An adviser plays an important role in investment expertise and understanding investors' behavior, said John Ameriks, senior investment analyst at Vanguard Group of Malvern, Pa. For example, people are increasingly taking care of their parents or having a child move back home after college. People will interrupt their own retirement savings to take care of family members, Segers said. An adviser is able to make people realize that saving for retirement is a priority, panelists agreed.

Investment fees are also an issue. Participants do not understand fees on their own and need to be offered products with reasonable fees, Benartzi said.

Although fees aren't typically discussed right away, investors need to assess and recognize the value they receive when working with an adviser, against the fees they might pay, Segers said. If fees are the only thing a client wants to talk about, then they probably are not a good client, she said.

Fund companies may also be offering too many choices, which can be counterproductive for business, Benartzi observed. Investors get confused when they have so many options. "People love choice, but it reduces motivation and satisfaction," he said.

He gave the example of research conducted in 2001 by Sheena S. Iyengar, an assistant professor at Columbia Business School, and Mark R. Lepper, chairman of Stanford University's psychology department, that involved a supermarket offering different jam tastings.

When consumers were offered six choices or less, they tasted the jams and usually ended up buying one. When people were offered a selection of six jams or more, they couldn't decide what to buy, and ultimately didn't purchase anything, he said.

Fund companies should examine simplifying their offerings. Target-date funds are one way to do that, panelists noted. They're easy for investors to select because they just pick their retirement date and go into that fund, Benartzi said. Instead of investors having to figure out if their risk tolerance is conservative, moderate or aggressive, they can default to the target-date fund. It is a way to take the risk off the investor, by not offering too much choice, Benartzi said.

The Pension Protection Act is a great way the government is fighting inertia to help people save for retirement, with automatic savings and enrollment. However, there is a large deficiency in helping investors prepare for the distribution phase of retirement, Benartzi noted.

"We're helping people do the right thing by saving for retirement, and we're telling them not to worry," he said.

As older individuals retire, they need to have a plan on how to make their money last for the rest of their lives. Decisions such as these may be harder because as people age, their cognitive ability is lowered, Benartzi said.

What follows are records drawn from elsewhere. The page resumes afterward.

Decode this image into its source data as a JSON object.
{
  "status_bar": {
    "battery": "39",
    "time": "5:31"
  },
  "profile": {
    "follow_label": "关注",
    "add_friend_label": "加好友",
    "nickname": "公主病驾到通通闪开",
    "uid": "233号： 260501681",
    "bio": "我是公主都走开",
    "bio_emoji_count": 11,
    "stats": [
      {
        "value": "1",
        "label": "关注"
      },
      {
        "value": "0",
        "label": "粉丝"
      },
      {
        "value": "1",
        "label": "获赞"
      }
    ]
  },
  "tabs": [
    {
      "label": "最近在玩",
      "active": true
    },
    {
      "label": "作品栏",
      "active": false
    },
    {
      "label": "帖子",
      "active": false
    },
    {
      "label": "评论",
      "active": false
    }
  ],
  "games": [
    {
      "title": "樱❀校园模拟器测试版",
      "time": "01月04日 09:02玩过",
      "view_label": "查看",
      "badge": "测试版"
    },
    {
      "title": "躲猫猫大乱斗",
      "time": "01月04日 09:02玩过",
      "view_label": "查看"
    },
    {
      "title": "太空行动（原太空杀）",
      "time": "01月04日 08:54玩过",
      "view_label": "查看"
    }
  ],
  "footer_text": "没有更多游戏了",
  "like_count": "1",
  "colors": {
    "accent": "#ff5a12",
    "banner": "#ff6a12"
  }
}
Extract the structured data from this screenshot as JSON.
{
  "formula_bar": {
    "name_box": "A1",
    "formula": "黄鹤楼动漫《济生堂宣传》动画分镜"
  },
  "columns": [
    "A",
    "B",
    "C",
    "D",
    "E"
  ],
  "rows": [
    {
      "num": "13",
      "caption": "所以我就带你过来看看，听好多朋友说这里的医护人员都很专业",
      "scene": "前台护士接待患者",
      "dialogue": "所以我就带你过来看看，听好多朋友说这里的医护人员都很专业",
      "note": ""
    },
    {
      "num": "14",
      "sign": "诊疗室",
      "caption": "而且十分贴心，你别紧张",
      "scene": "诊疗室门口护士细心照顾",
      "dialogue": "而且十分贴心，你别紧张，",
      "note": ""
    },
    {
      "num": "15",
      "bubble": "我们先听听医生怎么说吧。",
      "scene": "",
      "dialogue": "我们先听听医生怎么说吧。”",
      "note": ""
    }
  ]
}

He gave the example of research conducted that asked the simple question which of the following numbers represents the biggest risk of getting a disease. The choices were one in 100, one in 1,000 and one in 10. Obviously the answer is one in 10, but only 71% of older adults aged 65-94 answered correctly, while 96% of undergraduate students answered correctly.

"We're letting people learn to swim when they are least equipped to do so," he said.

Benartzi also warned against the implications of longevity. One out of every 10 people over the age of 65 will live to be 99 years old, he said. There is a big difference between planning for a few years of retirement and planning to have enough money to last you 34 years, he said.